Concludo l’intervista con una tua dedica alla speranza che racchiude tutto il senso dell’insegnamento: la sua bellezza portentosa, le cadute così come i miracoli. Ogni studente va aiutato e mai abbandonato, neanche quello che sembra destinato a fallire come Giovanni, il perenne assente, perché è compito dell’insegnante crederci per due. Andare incontro all’incapacità, a quello che ci manca, quello che non sappiamo fare, ecco un vero atto di coraggio, pensa Nives mentre Giovanni va verso il banco vuoto, quello attaccato al muro, in fondo all’aula, lo trascina facendo un gran rumore di ferraglia e si siede mentre i compagni lo guardano con insistenza. Non le resta che sperare in una soluzione rosea della faccenda. E vorrebbe all’improvviso correre e cantare.
Biografie
Clelia Lombardo vive a Palermo dove insegna materie filosofiche e scienze umane in un liceo. Ha compiuto studi classici e si è laureata in Filosofia all’Università di Palermo. Fa parte delle associazioni Piccoli Maestri e Luminaria. Ha partecipato a diversi progetti culturali e letterari tra cui: La Triscele che scrive; Il borgo delle storie, con Naxoslegge e il comune di Motta Camastra; L’officina dell’orca. Nel centenario della nascita di Stefano D’Arrigo, con Naxoslegge e il Comune di Alì Terme. Cura il blog parole periferiche. Ha pubblicato opere in poesia e racconti, tra cui Signora delle scarpe (ed. Il Vertice); Nuvole (ed. Il Gabbiano); L’orologio del Piave, in Sibille (Ed. Arianna); Pane e zucchero, in Il borgo delle storie (A&B Editrice); Da questo luogo da questo tempo, lettera a Giulia, in Lettere a Maria Occhipinti (Ed. Arianna). Il romanzo La ragazza che sognava la libertà (Gruppo Editoriale Raffaello, 2020) ha ricevuto il Premio Rita Atria, Kaos Festival 2020. Ha anche scritto molte opere teatrali, tra cui Labirinti; Ecuba e le altre (Ed. Arianna, 2013); i monologhi Il sogno di Maria, La donna senza nome e Amelia; l’opera Andromaca ha ricevuto nel 2014 il Premio Efesto – Città di Catania.

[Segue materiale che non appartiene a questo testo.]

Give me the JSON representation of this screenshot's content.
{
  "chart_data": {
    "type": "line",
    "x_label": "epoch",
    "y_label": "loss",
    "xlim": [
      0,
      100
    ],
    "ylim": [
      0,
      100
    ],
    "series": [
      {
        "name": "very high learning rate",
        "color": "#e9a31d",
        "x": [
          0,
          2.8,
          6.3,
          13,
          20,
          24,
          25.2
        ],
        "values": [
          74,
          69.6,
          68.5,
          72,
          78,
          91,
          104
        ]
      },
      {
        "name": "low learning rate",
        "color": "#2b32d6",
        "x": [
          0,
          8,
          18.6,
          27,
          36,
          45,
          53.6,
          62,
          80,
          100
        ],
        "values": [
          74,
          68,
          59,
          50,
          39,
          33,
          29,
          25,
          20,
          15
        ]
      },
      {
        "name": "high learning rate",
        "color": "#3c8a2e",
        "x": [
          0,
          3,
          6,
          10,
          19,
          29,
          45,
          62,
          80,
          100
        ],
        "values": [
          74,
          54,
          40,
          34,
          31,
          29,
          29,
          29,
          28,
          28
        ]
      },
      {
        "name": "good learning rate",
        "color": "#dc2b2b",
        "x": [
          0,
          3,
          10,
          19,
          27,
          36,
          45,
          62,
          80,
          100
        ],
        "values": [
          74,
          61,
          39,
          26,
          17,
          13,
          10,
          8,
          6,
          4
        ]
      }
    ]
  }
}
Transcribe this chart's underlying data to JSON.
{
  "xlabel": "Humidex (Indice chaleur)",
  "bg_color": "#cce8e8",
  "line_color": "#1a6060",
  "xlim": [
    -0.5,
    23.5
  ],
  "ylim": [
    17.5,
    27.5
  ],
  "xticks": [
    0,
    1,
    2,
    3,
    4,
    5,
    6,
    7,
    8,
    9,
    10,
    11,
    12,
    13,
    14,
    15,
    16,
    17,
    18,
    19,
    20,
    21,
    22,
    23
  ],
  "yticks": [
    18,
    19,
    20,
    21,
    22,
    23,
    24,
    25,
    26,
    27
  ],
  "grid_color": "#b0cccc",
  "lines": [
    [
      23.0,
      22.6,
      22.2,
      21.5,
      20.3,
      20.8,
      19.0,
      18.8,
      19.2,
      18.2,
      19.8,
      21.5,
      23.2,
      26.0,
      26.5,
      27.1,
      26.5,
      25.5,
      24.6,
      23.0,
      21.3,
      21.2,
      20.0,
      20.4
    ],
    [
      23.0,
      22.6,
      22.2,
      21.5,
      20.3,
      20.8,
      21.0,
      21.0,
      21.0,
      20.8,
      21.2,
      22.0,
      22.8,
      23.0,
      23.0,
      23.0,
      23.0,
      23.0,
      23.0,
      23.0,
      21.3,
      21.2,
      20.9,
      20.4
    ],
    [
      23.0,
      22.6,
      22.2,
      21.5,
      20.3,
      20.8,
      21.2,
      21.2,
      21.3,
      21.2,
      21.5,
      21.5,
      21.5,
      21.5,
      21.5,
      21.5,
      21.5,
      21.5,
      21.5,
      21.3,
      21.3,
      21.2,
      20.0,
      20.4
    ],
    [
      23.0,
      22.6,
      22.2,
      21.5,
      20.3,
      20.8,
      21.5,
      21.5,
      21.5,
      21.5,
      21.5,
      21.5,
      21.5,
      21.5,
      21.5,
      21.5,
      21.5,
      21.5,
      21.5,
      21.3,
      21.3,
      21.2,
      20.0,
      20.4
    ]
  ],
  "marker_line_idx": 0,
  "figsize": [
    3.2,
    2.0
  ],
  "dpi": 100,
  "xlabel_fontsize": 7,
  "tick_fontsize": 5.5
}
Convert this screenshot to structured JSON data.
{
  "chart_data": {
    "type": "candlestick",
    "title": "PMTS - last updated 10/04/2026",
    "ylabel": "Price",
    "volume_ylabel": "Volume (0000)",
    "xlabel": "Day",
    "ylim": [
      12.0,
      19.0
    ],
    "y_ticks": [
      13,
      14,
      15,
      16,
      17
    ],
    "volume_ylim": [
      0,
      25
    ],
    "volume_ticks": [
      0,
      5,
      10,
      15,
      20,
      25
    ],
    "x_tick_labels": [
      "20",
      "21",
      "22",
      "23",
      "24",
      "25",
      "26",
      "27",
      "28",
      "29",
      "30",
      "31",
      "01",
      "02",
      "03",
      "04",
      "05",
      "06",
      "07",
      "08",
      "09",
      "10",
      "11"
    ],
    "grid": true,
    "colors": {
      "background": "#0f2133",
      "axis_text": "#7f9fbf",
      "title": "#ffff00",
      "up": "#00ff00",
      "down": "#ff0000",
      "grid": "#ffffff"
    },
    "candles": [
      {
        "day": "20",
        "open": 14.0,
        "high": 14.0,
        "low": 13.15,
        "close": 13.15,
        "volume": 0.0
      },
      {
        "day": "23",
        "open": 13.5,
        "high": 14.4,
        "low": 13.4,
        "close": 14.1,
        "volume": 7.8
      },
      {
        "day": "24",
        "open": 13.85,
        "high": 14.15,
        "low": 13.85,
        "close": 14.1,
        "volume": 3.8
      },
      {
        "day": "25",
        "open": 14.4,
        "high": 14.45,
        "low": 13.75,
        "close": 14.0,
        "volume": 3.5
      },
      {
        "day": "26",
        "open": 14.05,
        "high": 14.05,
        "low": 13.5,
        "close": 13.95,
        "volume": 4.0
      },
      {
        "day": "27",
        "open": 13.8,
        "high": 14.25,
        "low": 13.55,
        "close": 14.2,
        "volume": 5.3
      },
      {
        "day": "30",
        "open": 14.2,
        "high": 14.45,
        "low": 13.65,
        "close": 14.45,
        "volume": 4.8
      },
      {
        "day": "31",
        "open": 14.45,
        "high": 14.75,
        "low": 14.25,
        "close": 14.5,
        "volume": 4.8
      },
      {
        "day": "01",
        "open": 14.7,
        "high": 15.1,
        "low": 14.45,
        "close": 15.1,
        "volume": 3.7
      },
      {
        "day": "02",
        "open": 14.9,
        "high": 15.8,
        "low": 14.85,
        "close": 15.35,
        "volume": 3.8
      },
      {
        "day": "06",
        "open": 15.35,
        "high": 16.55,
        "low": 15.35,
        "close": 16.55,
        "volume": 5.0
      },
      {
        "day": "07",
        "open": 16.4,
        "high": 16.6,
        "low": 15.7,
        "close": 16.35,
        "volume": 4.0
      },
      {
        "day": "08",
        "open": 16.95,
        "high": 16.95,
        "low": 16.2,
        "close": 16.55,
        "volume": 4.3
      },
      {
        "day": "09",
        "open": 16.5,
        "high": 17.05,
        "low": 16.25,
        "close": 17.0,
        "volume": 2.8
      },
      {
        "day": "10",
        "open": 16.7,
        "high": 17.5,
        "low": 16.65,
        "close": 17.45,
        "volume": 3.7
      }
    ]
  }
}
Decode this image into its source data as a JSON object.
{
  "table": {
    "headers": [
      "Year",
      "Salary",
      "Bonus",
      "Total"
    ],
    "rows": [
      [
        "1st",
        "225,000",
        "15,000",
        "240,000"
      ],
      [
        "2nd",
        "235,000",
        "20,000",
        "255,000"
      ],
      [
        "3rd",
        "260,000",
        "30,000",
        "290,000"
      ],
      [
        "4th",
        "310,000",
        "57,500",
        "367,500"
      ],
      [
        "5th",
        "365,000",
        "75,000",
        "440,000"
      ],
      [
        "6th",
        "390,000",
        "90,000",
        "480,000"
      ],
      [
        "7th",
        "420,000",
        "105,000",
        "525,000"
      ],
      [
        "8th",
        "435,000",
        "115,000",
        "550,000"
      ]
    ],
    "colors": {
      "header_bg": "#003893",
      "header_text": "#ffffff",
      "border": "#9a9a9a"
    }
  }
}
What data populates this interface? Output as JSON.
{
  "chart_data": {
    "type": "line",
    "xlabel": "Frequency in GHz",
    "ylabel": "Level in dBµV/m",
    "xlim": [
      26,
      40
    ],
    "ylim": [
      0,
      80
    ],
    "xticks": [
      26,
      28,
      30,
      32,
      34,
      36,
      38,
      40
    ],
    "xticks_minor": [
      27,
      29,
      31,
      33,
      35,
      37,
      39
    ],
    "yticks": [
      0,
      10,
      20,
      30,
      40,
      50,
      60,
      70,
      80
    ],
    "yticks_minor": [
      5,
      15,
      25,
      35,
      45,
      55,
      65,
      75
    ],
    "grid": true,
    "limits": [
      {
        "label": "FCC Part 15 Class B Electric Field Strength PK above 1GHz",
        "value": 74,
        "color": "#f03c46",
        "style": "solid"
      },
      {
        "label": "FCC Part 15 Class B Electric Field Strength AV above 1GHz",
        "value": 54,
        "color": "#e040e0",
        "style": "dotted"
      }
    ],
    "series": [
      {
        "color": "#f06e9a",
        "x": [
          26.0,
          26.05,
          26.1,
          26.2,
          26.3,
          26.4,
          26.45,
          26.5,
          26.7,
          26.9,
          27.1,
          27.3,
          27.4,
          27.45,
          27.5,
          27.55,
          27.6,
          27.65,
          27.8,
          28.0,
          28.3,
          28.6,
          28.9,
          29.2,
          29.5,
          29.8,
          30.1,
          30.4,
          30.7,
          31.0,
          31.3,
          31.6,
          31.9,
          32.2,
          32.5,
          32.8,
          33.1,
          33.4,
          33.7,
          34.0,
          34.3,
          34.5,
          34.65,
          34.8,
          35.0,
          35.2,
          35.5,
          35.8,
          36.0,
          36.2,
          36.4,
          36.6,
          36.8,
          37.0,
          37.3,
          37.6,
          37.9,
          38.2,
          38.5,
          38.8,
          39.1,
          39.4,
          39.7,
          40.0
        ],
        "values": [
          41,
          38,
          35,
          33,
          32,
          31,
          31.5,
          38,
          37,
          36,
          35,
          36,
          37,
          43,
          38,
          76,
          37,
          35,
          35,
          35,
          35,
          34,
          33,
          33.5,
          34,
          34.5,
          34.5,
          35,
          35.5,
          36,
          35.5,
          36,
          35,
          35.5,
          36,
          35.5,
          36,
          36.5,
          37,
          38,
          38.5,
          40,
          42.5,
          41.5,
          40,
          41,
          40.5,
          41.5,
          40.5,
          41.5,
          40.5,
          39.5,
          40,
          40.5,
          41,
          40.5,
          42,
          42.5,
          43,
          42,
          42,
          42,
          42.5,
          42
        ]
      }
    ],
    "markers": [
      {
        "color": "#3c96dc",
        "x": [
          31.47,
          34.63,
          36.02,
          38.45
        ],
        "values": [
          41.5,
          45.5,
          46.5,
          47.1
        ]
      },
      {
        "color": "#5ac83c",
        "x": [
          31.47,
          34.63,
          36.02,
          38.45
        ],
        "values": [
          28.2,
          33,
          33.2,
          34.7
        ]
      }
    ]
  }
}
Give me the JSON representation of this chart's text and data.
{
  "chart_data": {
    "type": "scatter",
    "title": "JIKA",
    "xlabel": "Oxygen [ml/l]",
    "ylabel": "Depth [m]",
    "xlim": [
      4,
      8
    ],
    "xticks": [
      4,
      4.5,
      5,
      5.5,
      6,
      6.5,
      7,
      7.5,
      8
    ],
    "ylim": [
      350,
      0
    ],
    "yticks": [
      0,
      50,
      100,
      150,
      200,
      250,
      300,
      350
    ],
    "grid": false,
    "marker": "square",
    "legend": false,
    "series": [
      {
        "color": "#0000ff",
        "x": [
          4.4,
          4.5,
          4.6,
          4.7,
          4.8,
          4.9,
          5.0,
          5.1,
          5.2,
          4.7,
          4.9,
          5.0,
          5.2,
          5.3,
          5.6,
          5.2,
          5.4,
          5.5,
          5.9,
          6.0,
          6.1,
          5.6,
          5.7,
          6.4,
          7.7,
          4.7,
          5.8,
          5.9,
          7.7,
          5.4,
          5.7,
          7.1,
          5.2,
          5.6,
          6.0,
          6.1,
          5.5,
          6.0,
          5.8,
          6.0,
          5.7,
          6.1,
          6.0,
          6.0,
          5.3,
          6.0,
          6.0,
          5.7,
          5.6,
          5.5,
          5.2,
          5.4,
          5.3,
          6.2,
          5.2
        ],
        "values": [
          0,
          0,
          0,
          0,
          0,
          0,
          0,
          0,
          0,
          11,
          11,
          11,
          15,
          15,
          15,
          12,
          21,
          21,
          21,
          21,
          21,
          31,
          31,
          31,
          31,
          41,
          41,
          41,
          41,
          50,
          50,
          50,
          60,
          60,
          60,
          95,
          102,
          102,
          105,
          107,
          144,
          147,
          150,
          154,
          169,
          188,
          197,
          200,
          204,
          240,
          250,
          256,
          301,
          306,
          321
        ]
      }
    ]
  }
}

Igor Scalisi Palminteri è un artista diplomato in pittura all’Accademia di Belle Arti di Palermo. Cresciuto fra Terrasini e Palermo, si definisce “un ragazzino di strada”. Igor, è un pittore la cui arte è pluriforme, le sue opere sono state esposte sia in Italia che all’estero. I suoi maestosi murales sulle facciate dei palazzi siciliani ornano tutta l’isola, tra questi ricordiamo il murale di San Benedetto il Moro, realizzato in occasione dell’undicesima edizione del “Mediterraneo antirazzista” e il murale di Sant’Erasmo con giubbotto salvagente e remi, dedicato a chi salva i migranti. L’artista è impegnato nel sociale e nell’arteterapia, inoltre cura laboratori e workshop per bambini e adulti. La foto che lo ritrae è di Ester Di Bona.